La data di oggi era cerchiata in rosso sin da prima che il braccio di ferro tra Roma e Bruxelles inziasse davvero. Era considerato sin da allora il giorno della verità, quello in cui la commissione avrebbe detto l’ultima parola sulla legge di bilancio italiana. Non sarà proprio così, perché nessuno vuole bruciare l’ultimo ponte. Anche se, come è quasi certo, la commissione proporrà oggi, nel quadro del giudizio complessivo sulle varie leggi di bilancio, l’avvio di una procedura d’infrazione contro l’Italia ci saranno ancora due mesi di tempo per provare a trattare, prima che il 22 gennaio l’Ecofin emetta una sentenza definitiva. Tria tenterà sino all’ultimo di convincere l’Europa a non calcare troppo la mano.

L’ITALIA NON ARRIVA alla fatidica data nella peggior situazione immaginabile ma quasi sì. Due delle principali minacce sono state evitate: quella del downgrade da parte sia di Moody’s che di S&P, essendo arrivato solo il primo, e quella di un’impennata selvaggia dello spread che avrebbe messo immediatamente in ginocchio il sistema bancario italiano. Le buone notizia però si sono fermate qui. La lista di quelle negative invece è lunga. La peggiore, forse, è che ieri, per il secondo giorno consecutivo, è andata male l’asta dei Bpt Italia, quelli che maggiormente indicano il tasso di fiducia dei piccoli investitori. È molto basso ed è difficile immaginare che la situazione si presenti più rosea quando domani la parola passerà agli investitori istituzionali. Lo spread è rimasto ieri stabilmente sopra 320 punti ed è arrivato anzi a sfondare i 330, per poi ripiegare da 335 a 326. Il ministro Tria si confessa «preoccupato». Di Maio, più ottimista, è convinto che il differenziale scenderà dopo la decisione della Ue. Giorgetti chiede di intervenire vietando le vendite allo scoperto.

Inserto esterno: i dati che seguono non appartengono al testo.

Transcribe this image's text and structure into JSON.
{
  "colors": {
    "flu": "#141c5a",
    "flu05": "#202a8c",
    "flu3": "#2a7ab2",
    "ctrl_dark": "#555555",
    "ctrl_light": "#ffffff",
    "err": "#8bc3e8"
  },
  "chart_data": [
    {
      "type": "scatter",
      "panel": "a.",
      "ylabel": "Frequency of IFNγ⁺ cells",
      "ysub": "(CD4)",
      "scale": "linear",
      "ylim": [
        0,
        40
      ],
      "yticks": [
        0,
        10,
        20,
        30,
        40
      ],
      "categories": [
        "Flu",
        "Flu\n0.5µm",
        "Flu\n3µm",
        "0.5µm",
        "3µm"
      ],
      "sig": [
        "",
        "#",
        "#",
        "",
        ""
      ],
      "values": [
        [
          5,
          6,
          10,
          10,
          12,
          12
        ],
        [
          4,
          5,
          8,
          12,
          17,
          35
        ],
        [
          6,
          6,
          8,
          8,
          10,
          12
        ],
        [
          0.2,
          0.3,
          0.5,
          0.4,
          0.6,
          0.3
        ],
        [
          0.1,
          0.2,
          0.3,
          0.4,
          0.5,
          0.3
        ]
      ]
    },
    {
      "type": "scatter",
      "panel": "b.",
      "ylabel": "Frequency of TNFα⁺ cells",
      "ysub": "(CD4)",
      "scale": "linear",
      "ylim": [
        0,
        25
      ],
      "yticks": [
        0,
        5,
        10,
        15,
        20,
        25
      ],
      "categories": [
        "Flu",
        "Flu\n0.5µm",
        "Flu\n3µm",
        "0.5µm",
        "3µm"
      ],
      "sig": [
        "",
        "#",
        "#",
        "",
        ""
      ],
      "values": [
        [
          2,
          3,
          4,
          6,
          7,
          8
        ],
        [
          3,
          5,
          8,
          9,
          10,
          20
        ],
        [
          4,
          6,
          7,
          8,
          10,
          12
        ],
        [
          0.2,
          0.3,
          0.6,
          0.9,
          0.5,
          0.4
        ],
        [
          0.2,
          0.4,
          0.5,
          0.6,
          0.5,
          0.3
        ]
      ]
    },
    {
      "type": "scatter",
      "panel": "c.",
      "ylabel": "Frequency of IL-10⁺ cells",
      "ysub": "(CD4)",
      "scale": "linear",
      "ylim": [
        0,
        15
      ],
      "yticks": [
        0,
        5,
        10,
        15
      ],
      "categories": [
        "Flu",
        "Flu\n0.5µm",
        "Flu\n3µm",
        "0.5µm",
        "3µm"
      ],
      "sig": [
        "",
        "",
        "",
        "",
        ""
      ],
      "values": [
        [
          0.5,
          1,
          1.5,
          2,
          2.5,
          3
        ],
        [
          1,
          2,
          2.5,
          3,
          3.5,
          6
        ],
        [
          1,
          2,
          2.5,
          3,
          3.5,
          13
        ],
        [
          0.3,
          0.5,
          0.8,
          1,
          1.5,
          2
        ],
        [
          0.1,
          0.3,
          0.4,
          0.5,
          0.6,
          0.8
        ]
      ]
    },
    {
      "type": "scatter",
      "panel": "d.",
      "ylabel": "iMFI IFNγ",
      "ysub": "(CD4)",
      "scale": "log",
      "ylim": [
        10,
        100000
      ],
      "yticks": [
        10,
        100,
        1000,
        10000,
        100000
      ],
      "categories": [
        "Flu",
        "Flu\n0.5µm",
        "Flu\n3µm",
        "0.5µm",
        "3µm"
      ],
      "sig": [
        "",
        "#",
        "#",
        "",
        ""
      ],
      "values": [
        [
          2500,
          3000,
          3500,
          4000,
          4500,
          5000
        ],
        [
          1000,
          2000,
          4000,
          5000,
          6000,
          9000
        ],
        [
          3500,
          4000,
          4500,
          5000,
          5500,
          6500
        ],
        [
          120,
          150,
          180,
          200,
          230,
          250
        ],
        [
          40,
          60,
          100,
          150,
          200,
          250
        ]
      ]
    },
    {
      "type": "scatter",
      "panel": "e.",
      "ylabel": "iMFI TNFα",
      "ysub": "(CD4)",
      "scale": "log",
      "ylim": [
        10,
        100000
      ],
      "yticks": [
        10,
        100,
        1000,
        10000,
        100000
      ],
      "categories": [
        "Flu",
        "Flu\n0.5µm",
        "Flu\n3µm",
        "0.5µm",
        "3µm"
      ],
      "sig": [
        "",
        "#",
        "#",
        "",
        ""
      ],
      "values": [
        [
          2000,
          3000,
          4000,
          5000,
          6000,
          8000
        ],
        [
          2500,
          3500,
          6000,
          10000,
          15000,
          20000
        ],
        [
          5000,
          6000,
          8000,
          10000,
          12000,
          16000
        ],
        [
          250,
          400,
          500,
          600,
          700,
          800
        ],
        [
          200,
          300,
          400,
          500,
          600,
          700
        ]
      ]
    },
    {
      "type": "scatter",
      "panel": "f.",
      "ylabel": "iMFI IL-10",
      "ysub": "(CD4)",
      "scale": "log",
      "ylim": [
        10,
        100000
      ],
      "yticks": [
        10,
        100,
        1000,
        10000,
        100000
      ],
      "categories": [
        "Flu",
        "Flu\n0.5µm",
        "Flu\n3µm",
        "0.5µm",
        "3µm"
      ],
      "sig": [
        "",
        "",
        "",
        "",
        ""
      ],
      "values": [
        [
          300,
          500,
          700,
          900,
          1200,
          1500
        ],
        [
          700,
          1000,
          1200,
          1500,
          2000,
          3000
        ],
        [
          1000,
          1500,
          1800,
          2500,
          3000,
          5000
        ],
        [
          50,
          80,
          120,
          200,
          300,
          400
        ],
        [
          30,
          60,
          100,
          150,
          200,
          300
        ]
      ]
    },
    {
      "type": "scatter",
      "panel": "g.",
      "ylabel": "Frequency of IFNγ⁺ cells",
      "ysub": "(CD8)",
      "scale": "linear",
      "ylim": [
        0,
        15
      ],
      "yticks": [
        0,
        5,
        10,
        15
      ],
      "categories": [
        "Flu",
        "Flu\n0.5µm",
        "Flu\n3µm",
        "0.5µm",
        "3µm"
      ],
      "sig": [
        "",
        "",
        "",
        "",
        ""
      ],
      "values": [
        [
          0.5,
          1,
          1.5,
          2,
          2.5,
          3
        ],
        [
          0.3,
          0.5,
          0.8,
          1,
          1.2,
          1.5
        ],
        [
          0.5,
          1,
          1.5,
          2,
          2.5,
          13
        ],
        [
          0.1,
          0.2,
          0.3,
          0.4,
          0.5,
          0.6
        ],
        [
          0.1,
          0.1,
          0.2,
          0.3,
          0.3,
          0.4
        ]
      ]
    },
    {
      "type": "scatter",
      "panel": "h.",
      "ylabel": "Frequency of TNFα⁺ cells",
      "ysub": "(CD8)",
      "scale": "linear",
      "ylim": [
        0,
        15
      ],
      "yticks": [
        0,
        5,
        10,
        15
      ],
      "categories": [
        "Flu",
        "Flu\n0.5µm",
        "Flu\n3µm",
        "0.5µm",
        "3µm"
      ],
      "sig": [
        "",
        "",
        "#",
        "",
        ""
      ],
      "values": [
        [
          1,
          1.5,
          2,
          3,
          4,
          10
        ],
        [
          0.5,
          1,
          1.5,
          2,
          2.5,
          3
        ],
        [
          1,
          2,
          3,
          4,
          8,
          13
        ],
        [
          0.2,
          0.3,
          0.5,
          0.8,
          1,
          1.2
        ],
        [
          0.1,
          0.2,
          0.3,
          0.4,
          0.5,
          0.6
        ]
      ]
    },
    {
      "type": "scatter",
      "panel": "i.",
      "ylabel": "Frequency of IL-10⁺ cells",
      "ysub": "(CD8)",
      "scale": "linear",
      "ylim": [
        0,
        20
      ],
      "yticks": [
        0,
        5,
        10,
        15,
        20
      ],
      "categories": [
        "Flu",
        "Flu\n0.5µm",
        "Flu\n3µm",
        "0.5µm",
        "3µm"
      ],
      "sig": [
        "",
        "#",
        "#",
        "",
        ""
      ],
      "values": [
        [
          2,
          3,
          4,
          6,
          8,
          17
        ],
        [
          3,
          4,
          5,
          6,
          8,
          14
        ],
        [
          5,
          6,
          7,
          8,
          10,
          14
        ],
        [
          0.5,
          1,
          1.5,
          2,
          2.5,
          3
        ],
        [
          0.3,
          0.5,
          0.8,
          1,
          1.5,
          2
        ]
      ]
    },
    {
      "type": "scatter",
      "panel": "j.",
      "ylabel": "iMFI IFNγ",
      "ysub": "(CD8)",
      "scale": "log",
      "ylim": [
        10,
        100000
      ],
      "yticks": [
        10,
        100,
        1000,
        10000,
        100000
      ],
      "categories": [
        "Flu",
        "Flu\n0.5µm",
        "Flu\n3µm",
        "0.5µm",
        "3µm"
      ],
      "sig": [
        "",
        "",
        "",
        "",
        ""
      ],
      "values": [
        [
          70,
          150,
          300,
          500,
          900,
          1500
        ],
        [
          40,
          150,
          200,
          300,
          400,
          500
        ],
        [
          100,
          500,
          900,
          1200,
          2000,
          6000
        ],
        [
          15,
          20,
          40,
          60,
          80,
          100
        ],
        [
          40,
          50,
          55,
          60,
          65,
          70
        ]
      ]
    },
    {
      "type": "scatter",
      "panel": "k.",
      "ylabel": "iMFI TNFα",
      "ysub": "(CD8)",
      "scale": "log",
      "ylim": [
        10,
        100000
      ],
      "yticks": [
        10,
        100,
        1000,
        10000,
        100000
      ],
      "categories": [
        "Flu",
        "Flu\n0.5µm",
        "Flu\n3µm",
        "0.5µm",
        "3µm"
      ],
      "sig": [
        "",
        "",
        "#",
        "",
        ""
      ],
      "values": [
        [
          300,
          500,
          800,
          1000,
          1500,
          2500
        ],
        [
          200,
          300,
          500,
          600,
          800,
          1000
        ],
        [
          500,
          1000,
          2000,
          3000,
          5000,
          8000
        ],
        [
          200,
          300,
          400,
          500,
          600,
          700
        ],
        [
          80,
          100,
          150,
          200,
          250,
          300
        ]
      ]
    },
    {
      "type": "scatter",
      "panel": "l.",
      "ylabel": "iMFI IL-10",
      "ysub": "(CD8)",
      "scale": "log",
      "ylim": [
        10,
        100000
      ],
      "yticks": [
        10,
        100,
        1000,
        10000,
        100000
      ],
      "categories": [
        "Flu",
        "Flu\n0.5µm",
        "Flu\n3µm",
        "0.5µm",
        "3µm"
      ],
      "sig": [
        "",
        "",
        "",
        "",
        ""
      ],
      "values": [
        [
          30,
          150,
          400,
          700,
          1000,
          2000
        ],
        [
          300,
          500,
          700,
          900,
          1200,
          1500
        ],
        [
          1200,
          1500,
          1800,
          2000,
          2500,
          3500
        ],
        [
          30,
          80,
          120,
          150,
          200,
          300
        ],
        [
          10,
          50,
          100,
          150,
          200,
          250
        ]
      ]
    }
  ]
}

LE PAROLE DA ALLARME rosso però le pronuncia Danièle Nouy, presidente del Supervisory Board Bce. «Non credo che lo spread abbia raggiunto sinora un livello di preoccupazione per le banche ma non sappiamo cosa porterà il futuro». Poi l’affondo: «Le banche italiane hanno fatto tanto per ripulire i propri bilanci. Sarebbe molto triste se finissero per subire le conseguenze del dibattito politico. Ma a volte succede. I problemi con le banche greche sono iniziati proprio così. Teniamo le dita intrecciate». Inutile sottolineare che l’accenno alla Grecia è tutt’altro che casuale e del resto il ministro degli Esteri spagnolo esorta la Ue a «non trattare l’Italia come la Grecia».

L’Italia, insomma, arriva all’appuntamento con il verdetto di Bruxelles sotto attacco su due fronti distinti e intrecciati: quello dello spread e delle sue possibili ricadute sul sistema bancario e quello di una sentenza dell’Ecofin, in gennaio, difficilmente prevedibile quanto a pesantezza. Quasi certamente verrà chiesta una massiccia manovra correttiva. Ma che l’Italia accetti di varare una manovra-bis che smantellerebbe la legge di bilancio è poco probabile. In assenza di precedenti non è facile immaginare quale sarebbe in questo caso la reazione europea. La classica «multa» dello 0,2% del Pil sarebbe poca cosa per uno scontro arrivato a questo livello. Il blocco dei Fondi strutturali sarebbe in compenso troppo: un passo senza ritorno. Il varo del bilancio Ue proposto da Germania e Francia offrirebbe un’arma, con l’esclusione dell’Italia dai Fondi per lo sviluppo in quanto «non in regola con gli obblighi». Ma che quel progetto passi in tempo utile, nonostante l’opposizione dei Paesi della Lega anseatica, non è facile. La sanzione che alla fine la Ue deciderà eventualmente di comminare è in realtà un’incognita.

IN QUESTA SITUAZIONE, inevitabilmente, si moltiplicano voci su una destabilizzazione del quadro politico italiano. Impossibile dire quanto ci sia di vero nei boatos che parlano di una telefonata di Draghi in persona a Salvini, della tentazione dello stesso Salvini di giocare la carta delle elezioni subito dopo la legge di bilancio, della ferma e già notificata intenzione di Mattarella di non sciogliere le camere comunque. Ma di certo, quando voci del genere rimbalzano da un angolo all’altro del Palazzo, il segnale di stabilità franante è inequivoco.